Wednesday, 2 June 2010

Oliver Cromwell: Politics and Religion in the English Revolution, 1640-1658, David L. Smith Cambridge University Press, 1991, 120pp.,

" Do not trust to the cheering, for those very persons would shout as much if you and I were going to be hanged'. Oliver Cromwell.

"I do not know whether you have been alive or dead. I have not heard you all this time; I have not … Instead of peace and settlement, instead of mercy and truth being brought together, righteousness and peace are kissing each other . . . weeds and nettles, briers and thorns, have thriven under your shadow!"[1]

A good biography of  Oliver Cromwell should be to do what  Thomas Carlyle did and "drag out the Lord Protector from under a mountain of dead dogs, a huge load of calumny and oblivion".

David L Smith's short and handsomely illustrated book does this to a certain extent. Smith's job is not an easy one as over the centuries Cromwell's reputation has suffered more than most of calumny and oblivion.
It is, therefore, a little surprising in 2002 the Lord Protector was voted 10th Greatest Briton after John Lennon and Horatio Nelson. His statue still sits outside Parliament. Given Cromwell's celebrity status.  it is still a little disconcerting to find that it is possible to go through all phases of the UK education system and not be taught who Cromwell was.

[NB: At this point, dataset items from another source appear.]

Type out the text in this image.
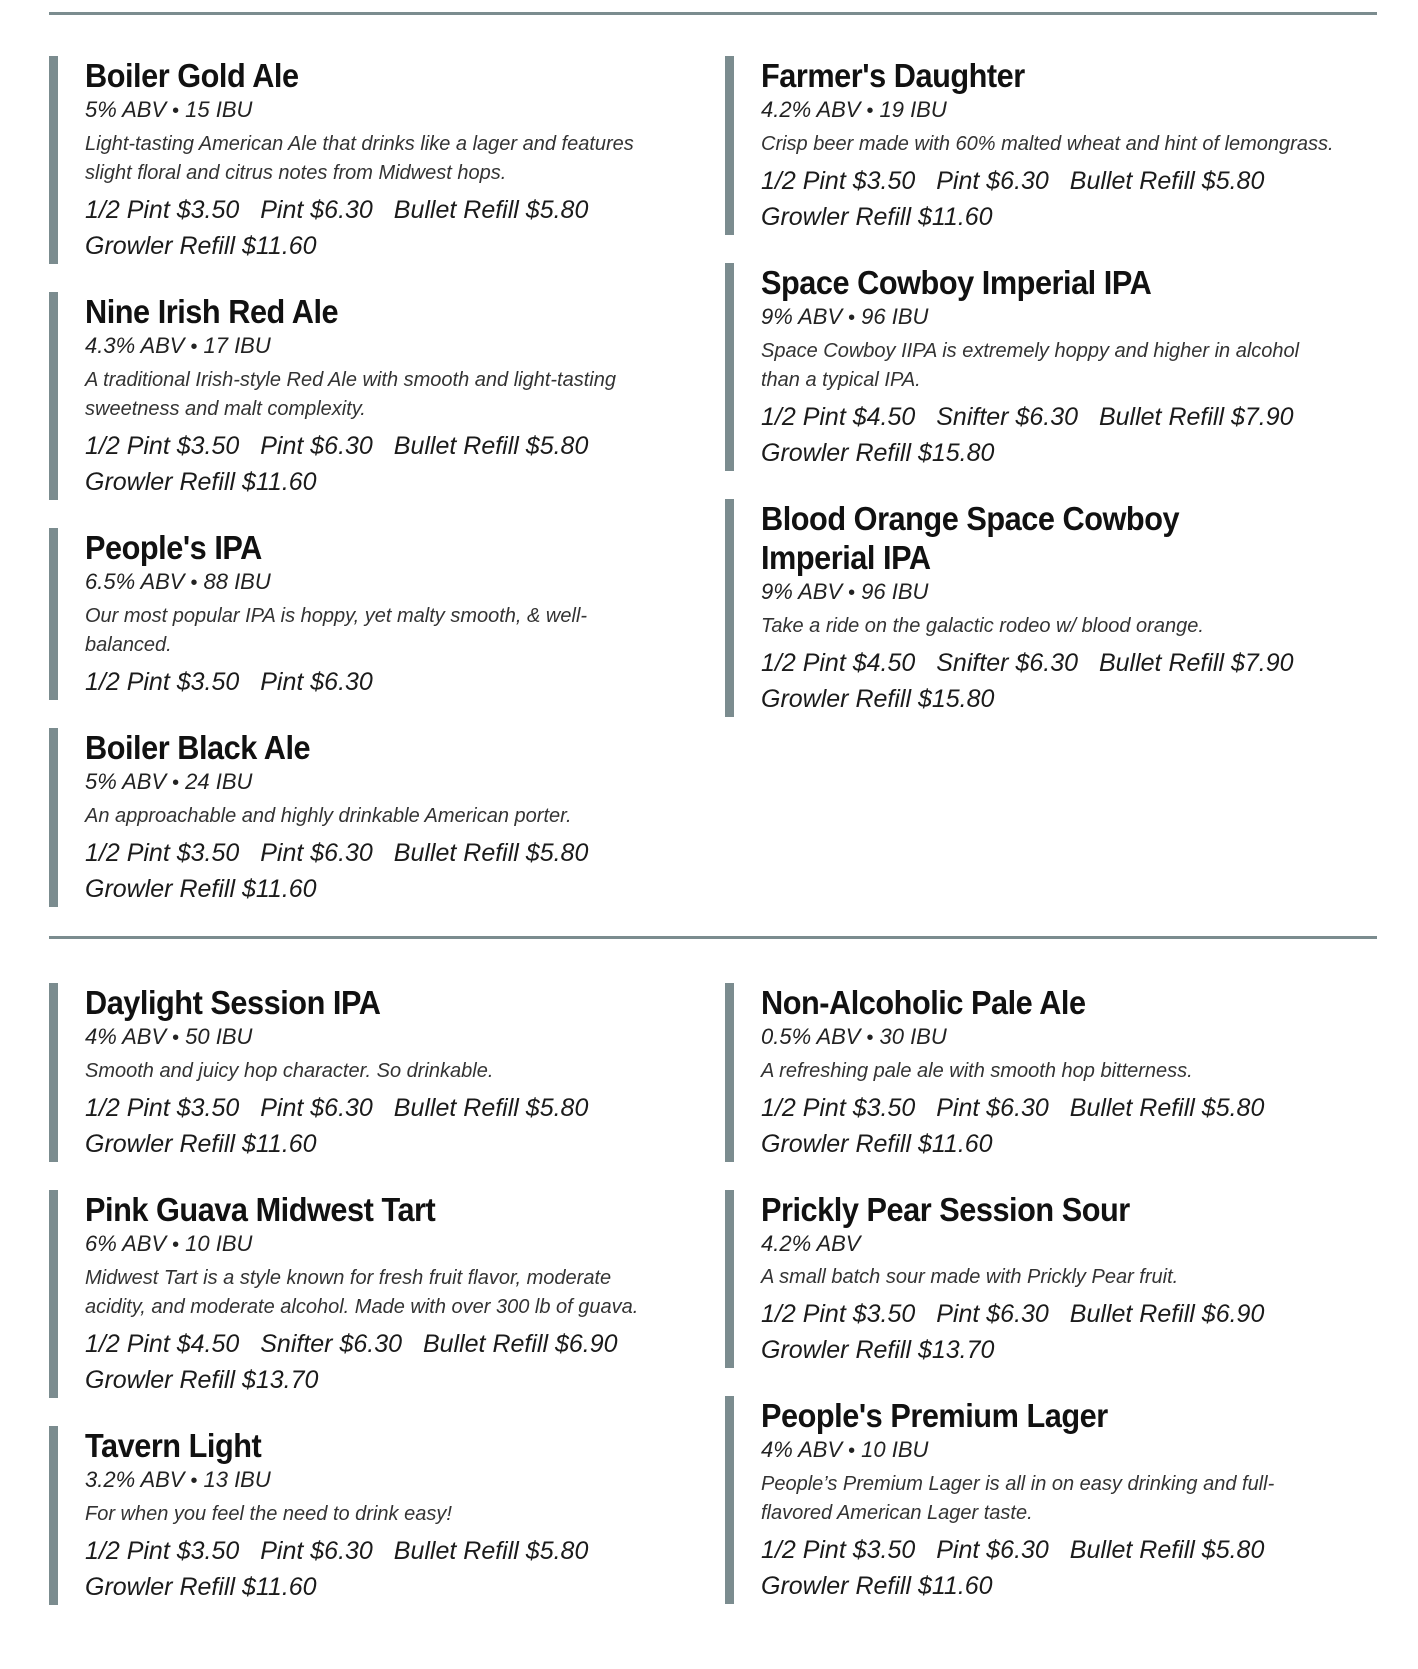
Boiler Gold Ale
5% ABV • 15 IBU
Light-tasting American Ale that drinks like a lager and features slight floral and citrus notes from Midwest hops.
1/2 Pint $3.50 Pint $6.30 Bullet Refill $5.80 Growler Refill $11.60
Nine Irish Red Ale
4.3% ABV • 17 IBU
A traditional Irish-style Red Ale with smooth and light-tasting sweetness and malt complexity.
1/2 Pint $3.50 Pint $6.30 Bullet Refill $5.80 Growler Refill $11.60
People's IPA
6.5% ABV • 88 IBU
Our most popular IPA is hoppy, yet malty smooth, & well-balanced.
1/2 Pint $3.50 Pint $6.30
Boiler Black Ale
5% ABV • 24 IBU
An approachable and highly drinkable American porter.
1/2 Pint $3.50 Pint $6.30 Bullet Refill $5.80 Growler Refill $11.60
Farmer's Daughter
4.2% ABV • 19 IBU
Crisp beer made with 60% malted wheat and hint of lemongrass.
1/2 Pint $3.50 Pint $6.30 Bullet Refill $5.80 Growler Refill $11.60
Space Cowboy Imperial IPA
9% ABV • 96 IBU
Space Cowboy IIPA is extremely hoppy and higher in alcohol than a typical IPA.
1/2 Pint $4.50 Snifter $6.30 Bullet Refill $7.90 Growler Refill $15.80
Blood Orange Space Cowboy Imperial IPA
9% ABV • 96 IBU
Take a ride on the galactic rodeo w/ blood orange.
1/2 Pint $4.50 Snifter $6.30 Bullet Refill $7.90 Growler Refill $15.80
Daylight Session IPA
4% ABV • 50 IBU
Smooth and juicy hop character. So drinkable.
1/2 Pint $3.50 Pint $6.30 Bullet Refill $5.80 Growler Refill $11.60
Pink Guava Midwest Tart
6% ABV • 10 IBU
Midwest Tart is a style known for fresh fruit flavor, moderate acidity, and moderate alcohol. Made with over 300 lb of guava.
1/2 Pint $4.50 Snifter $6.30 Bullet Refill $6.90 Growler Refill $13.70
Tavern Light
3.2% ABV • 13 IBU
For when you feel the need to drink easy!
1/2 Pint $3.50 Pint $6.30 Bullet Refill $5.80 Growler Refill $11.60
Non-Alcoholic Pale Ale
0.5% ABV • 30 IBU
A refreshing pale ale with smooth hop bitterness.
1/2 Pint $3.50 Pint $6.30 Bullet Refill $5.80 Growler Refill $11.60
Prickly Pear Session Sour
4.2% ABV
A small batch sour made with Prickly Pear fruit.
1/2 Pint $3.50 Pint $6.30 Bullet Refill $6.90 Growler Refill $13.70
People's Premium Lager
4% ABV • 10 IBU
People’s Premium Lager is all in on easy drinking and full-flavored American Lager taste.
1/2 Pint $3.50 Pint $6.30 Bullet Refill $5.80 Growler Refill $11.60
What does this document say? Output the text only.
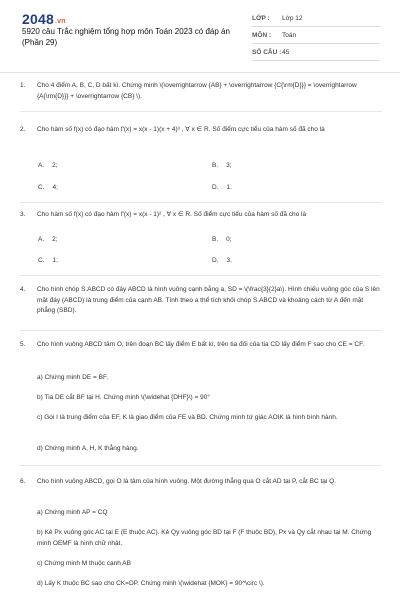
2048.vn
5920 câu Trắc nghiệm tổng hợp môn Toán 2023 có đáp án (Phần 29)
LỚP : Lớp 12
MÔN : Toán
SỐ CÂU : 45
1. Cho 4 điểm A, B, C, D bất kì. Chứng minh \(\overrightarrow {AB} + \overrightarrow {C{\rm{D}}} = \overrightarrow {A{\rm{D}}} + \overrightarrow {CB} \).
2. Cho hàm số f(x) có đạo hàm f'(x) = x(x - 1)(x + 4)³ , ∀ x ∈ R. Số điểm cực tiểu của hàm số đã cho là
A. 2;	B. 3;
C. 4;	D. 1.
3. Cho hàm số f(x) có đạo hàm f'(x) = x(x - 1)² , ∀ x ∈ R. Số điểm cực tiểu của hàm số đã cho là
A. 2;	B. 0;
C. 1;	D. 3.
4. Cho hình chóp S.ABCD có đáy ABCD là hình vuông cạnh bằng a, SD = \(\frac{3}{2}a\). Hình chiếu vuông góc của S lên mặt đáy (ABCD) là trung điểm của cạnh AB. Tính theo a thể tích khối chóp S.ABCD và khoảng cách từ A đến mặt phẳng (SBD).
5. Cho hình vuông ABCD tâm O, trên đoạn BC lấy điểm E bất kì, trên tia đối của tia CD lấy điểm F sao cho CE = CF.
a) Chứng minh DE = BF.
b) Tia DE cắt BF tại H. Chứng minh \(\widehat {DHF}\) = 90°
c) Gọi I là trung điểm của EF, K là giao điểm của FE và BD. Chứng minh tứ giác AOIK là hình bình hành.
d) Chứng minh A, H, K thẳng hàng.
6. Cho hình vuông ABCD, gọi O là tâm của hình vuông. Một đường thẳng qua O cắt AD tại P, cắt BC tại Q.
a) Chứng minh AP = CQ
b) Kẻ Px vuông góc AC tại E (E thuộc AC). Kẻ Qy vuông góc BD tại F (F thuộc BD), Px và Qy cắt nhau tại M. Chứng minh OEMF là hình chữ nhật.
c) Chứng minh M thuộc cạnh AB
d) Lấy K thuộc BC sao cho CK=DP. Chứng minh \(\widehat {MOK} = 90^\circ \).
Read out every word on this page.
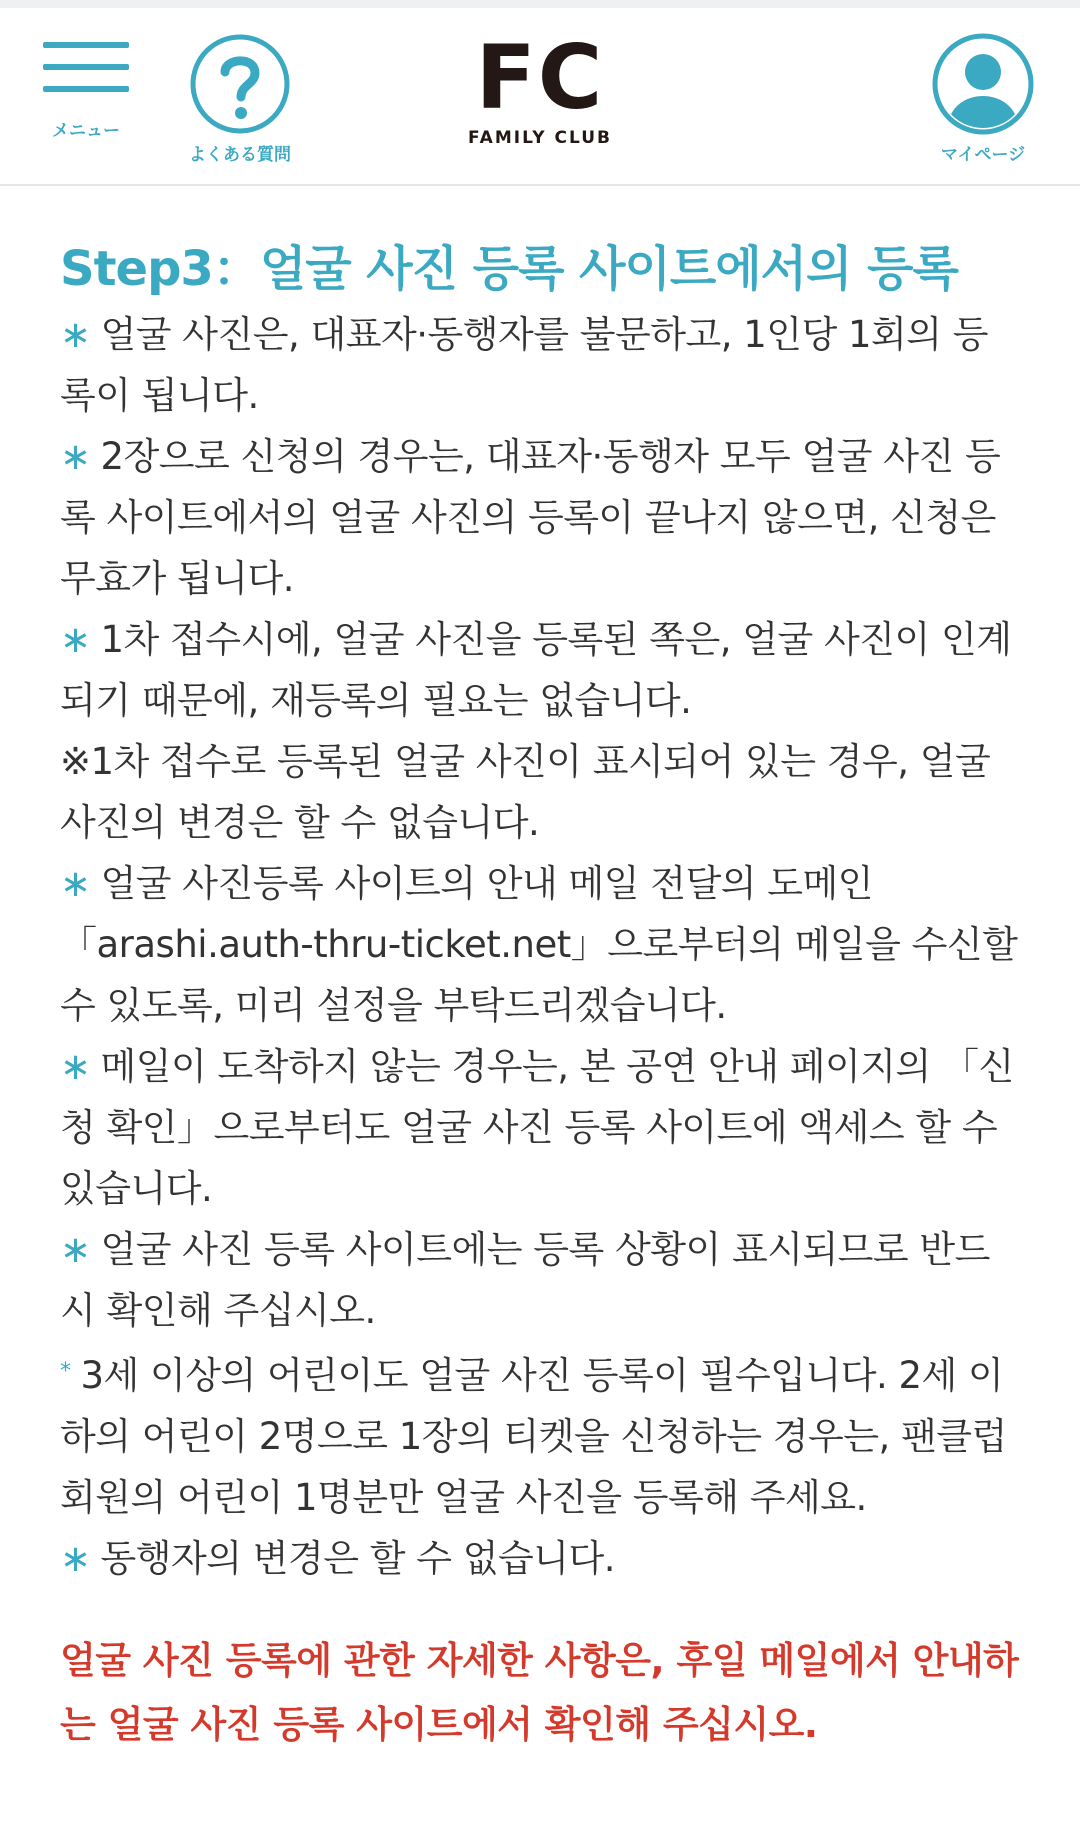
メニュー
よくある質問
FC
FAMILY CLUB
マイページ
Step3：얼굴 사진 등록 사이트에서의 등록
∗ 얼굴 사진은, 대표자·동행자를 불문하고, 1인당 1회의 등록이 됩니다.
∗ 2장으로 신청의 경우는, 대표자·동행자 모두 얼굴 사진 등록 사이트에서의 얼굴 사진의 등록이 끝나지 않으면, 신청은 무효가 됩니다.
∗ 1차 접수시에, 얼굴 사진을 등록된 쪽은, 얼굴 사진이 인계되기 때문에, 재등록의 필요는 없습니다.
※1차 접수로 등록된 얼굴 사진이 표시되어 있는 경우, 얼굴 사진의 변경은 할 수 없습니다.
∗ 얼굴 사진등록 사이트의 안내 메일 전달의 도메인 「arashi.auth-thru-ticket.net」으로부터의 메일을 수신할 수 있도록, 미리 설정을 부탁드리겠습니다.
∗ 메일이 도착하지 않는 경우는, 본 공연 안내 페이지의 「신청 확인」으로부터도 얼굴 사진 등록 사이트에 액세스 할 수 있습니다.
∗ 얼굴 사진 등록 사이트에는 등록 상황이 표시되므로 반드시 확인해 주십시오.
* 3세 이상의 어린이도 얼굴 사진 등록이 필수입니다. 2세 이하의 어린이 2명으로 1장의 티켓을 신청하는 경우는, 팬클럽 회원의 어린이 1명분만 얼굴 사진을 등록해 주세요.
∗ 동행자의 변경은 할 수 없습니다.

얼굴 사진 등록에 관한 자세한 사항은, 후일 메일에서 안내하는 얼굴 사진 등록 사이트에서 확인해 주십시오.
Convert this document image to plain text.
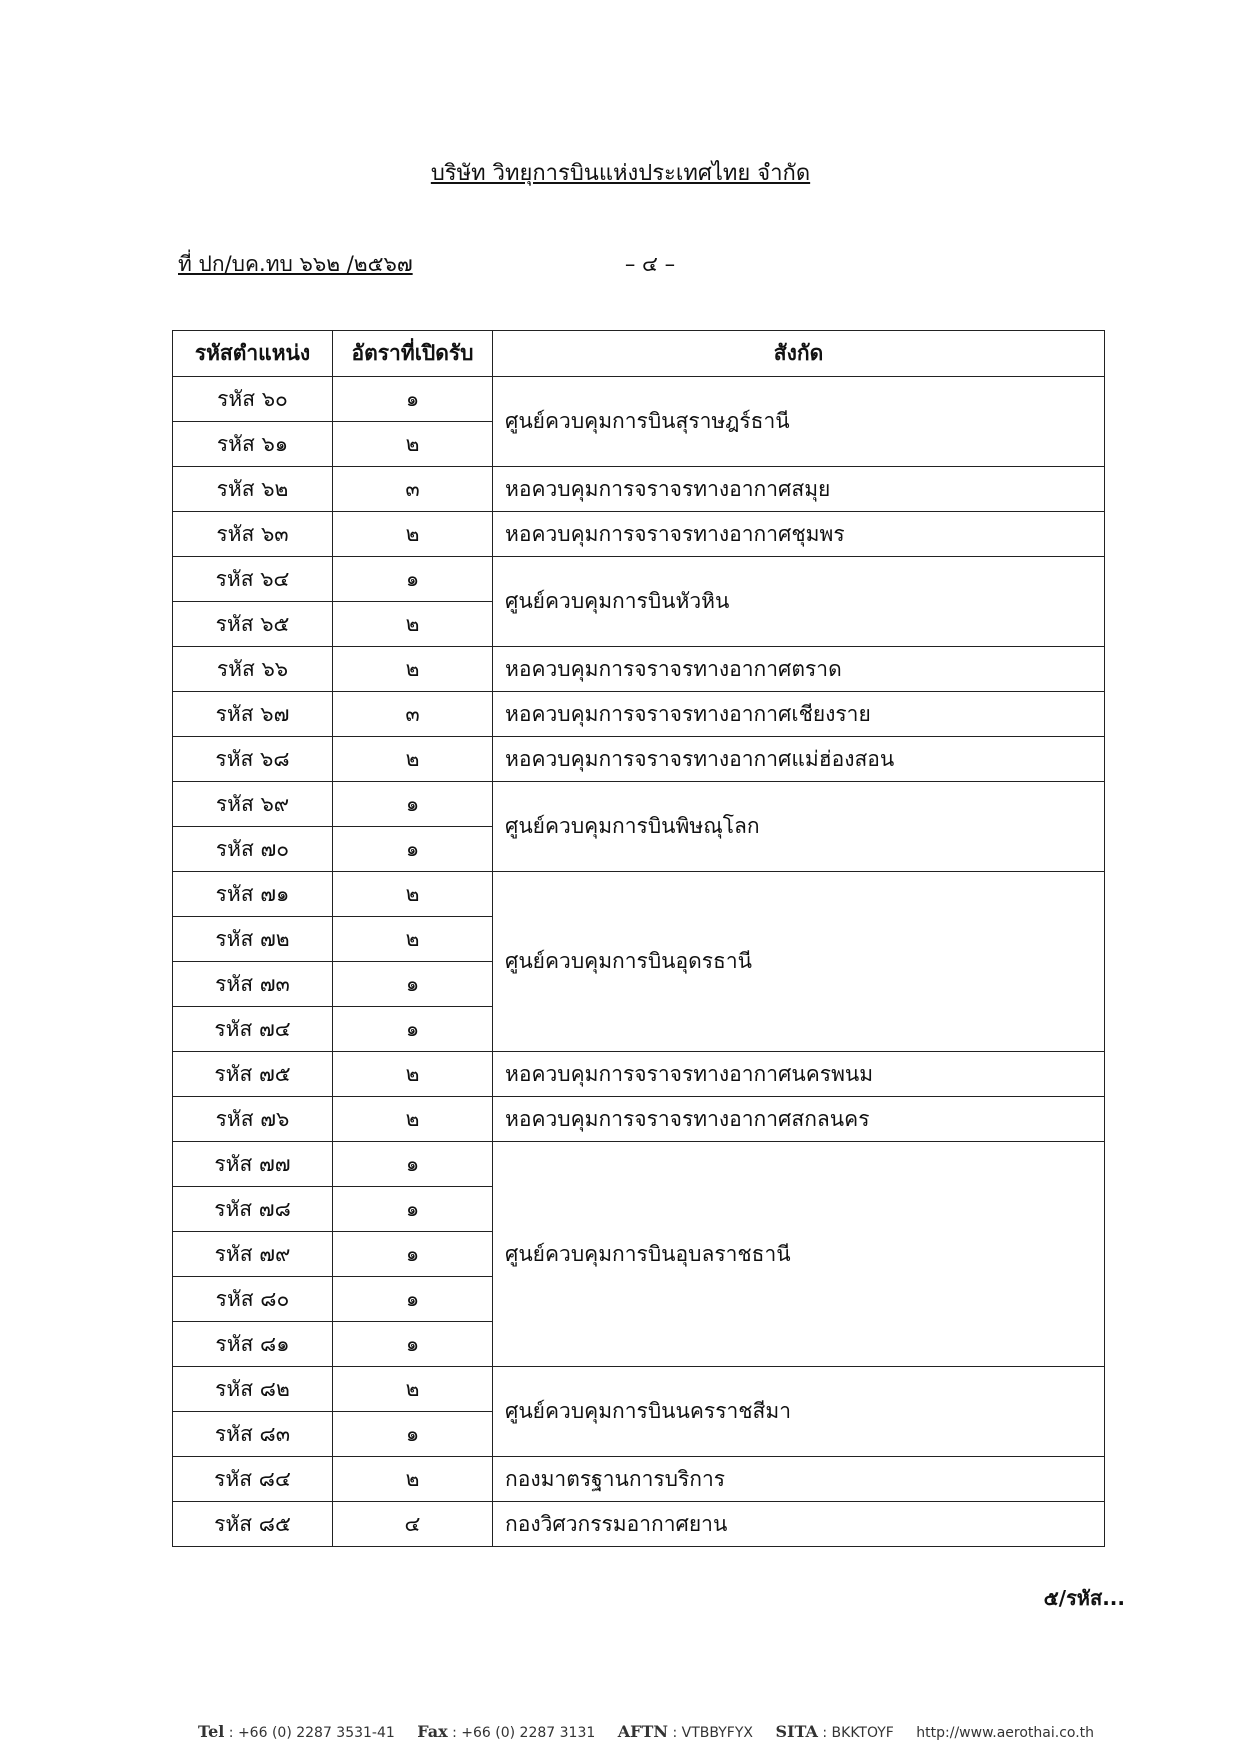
บริษัท วิทยุการบินแห่งประเทศไทย จำกัด
ที่ ปก/บค.ทบ ๖๖๒ /๒๕๖๗	– ๔ –
รหัสตำแหน่ง	อัตราที่เปิดรับ	สังกัด
รหัส ๖๐	๑	ศูนย์ควบคุมการบินสุราษฎร์ธานี
รหัส ๖๑	๒	
รหัส ๖๒	๓	หอควบคุมการจราจรทางอากาศสมุย
รหัส ๖๓	๒	หอควบคุมการจราจรทางอากาศชุมพร
รหัส ๖๔	๑	ศูนย์ควบคุมการบินหัวหิน
รหัส ๖๕	๒	
รหัส ๖๖	๒	หอควบคุมการจราจรทางอากาศตราด
รหัส ๖๗	๓	หอควบคุมการจราจรทางอากาศเชียงราย
รหัส ๖๘	๒	หอควบคุมการจราจรทางอากาศแม่ฮ่องสอน
รหัส ๖๙	๑	ศูนย์ควบคุมการบินพิษณุโลก
รหัส ๗๐	๑	
รหัส ๗๑	๒	ศูนย์ควบคุมการบินอุดรธานี
รหัส ๗๒	๒	
รหัส ๗๓	๑	
รหัส ๗๔	๑	
รหัส ๗๕	๒	หอควบคุมการจราจรทางอากาศนครพนม
รหัส ๗๖	๒	หอควบคุมการจราจรทางอากาศสกลนคร
รหัส ๗๗	๑	ศูนย์ควบคุมการบินอุบลราชธานี
รหัส ๗๘	๑	
รหัส ๗๙	๑	
รหัส ๘๐	๑	
รหัส ๘๑	๑	
รหัส ๘๒	๒	ศูนย์ควบคุมการบินนครราชสีมา
รหัส ๘๓	๑	
รหัส ๘๔	๒	กองมาตรฐานการบริการ
รหัส ๘๕	๔	กองวิศวกรรมอากาศยาน
๕/รหัส...
Tel : +66 (0) 2287 3531-41 Fax : +66 (0) 2287 3131 AFTN : VTBBYFYX SITA : BKKTOYF http://www.aerothai.co.th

According to one writer "The National Curriculum at no point prescribes that Cromwell be studied, and the range of GCSE and A level options also mean that a positive decision has to be taken to teach on the subject, it does not happen as a matter of course".

It is to David Smith's credit that he has written a book that is aimed at A-Level students. He tackles a subject that is both complex and "seldom straightforward".

According to his biography page at Cambridge David L. Smith is a historian on the Early Modern period of British history. He is particularly interested in the political, constitutional, legal and religious history in the Stuart period. He has been an Affiliated Lecturer in the Faculty of History at Cambridge since 1995, and he served as Convenor of the Directors of Studies in History from 2006 to 2010. He also teaches regular weekend, day-school and summer school courses for Cambridge's Institute of Continuing Education.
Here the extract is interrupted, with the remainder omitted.